# Help interpreting day 3 blood results



## missl73 (Mar 12, 2018)

Hi ladies 

I'm looking for some help to interpret my day 3 blood results (the NHS have refused to treat me anymore since finding out my husband isn't British although I am, so they've just dumped all my results on me but won't let me meet with a doctor to discuss them as they've washed their hands of me). I can't get a private appointment for a couple of weeks and Dr Google has left me feeling pretty anxious. 

From what I can see, I think my AMH is low and my oestrodiol is high which suggests possible problems with my ovarian reserve. I've only just turned 31 a couple of weeks ago. 

Here are the results - any help would be much appreciated! 

AMH 11.8 pmol/L

FSH 9.0 IU/L

LH 7.3 

Oestradiol 130 pmol/L

Thank you!!


----------



## Cloudy (Jan 26, 2012)

I’m very sorry you are having problems accessing NHS treatment: have you appealed to your CCG or contacted your local MP to fight your case?

Regarding your results they look fine to me: my Drs have always been keen on fsh being under 10 and other than that they don’t ever seem too concerned about much else 

I would stay away from Dr Google when it comes to judging blood test results: it’s better to wait (although I know it’s hard) because the Dr will look at each result as part of the bigger picture rather than in isolation.
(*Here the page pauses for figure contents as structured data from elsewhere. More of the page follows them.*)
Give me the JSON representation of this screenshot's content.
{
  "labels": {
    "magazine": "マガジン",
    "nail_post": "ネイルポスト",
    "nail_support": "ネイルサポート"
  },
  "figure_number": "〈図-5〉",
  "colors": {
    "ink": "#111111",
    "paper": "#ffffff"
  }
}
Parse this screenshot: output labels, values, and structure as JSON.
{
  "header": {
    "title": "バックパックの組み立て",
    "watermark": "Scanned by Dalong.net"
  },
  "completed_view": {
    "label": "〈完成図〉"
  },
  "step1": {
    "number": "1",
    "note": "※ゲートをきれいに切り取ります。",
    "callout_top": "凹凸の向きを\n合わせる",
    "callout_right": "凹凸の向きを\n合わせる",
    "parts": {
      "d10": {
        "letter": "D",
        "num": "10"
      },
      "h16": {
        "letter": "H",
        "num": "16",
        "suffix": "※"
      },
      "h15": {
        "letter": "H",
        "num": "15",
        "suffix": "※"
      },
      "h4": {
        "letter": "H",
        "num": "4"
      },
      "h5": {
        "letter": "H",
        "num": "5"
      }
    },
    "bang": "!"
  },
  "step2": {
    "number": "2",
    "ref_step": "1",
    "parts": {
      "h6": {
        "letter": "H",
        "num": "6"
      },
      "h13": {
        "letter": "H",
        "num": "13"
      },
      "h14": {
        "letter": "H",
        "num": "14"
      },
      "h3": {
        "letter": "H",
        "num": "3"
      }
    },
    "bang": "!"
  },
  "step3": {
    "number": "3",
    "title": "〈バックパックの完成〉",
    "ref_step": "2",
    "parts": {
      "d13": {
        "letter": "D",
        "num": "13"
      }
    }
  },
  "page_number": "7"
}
They will also be able to explain it to you better.

Good luck for your appointment xxx


----------



## missl73 (Mar 12, 2018)

Thanks Cloudy that is encouraging, I was so upset when I saw that my AMH combined with my follicle count (which was 16) was counted as "low fertility" as we are dealing with severe male factor issues so I was hoping and praying that at least one of us would be "normal". At least my FSH is only slightly higher than they'd like (I think it ideally should be between 6 - . 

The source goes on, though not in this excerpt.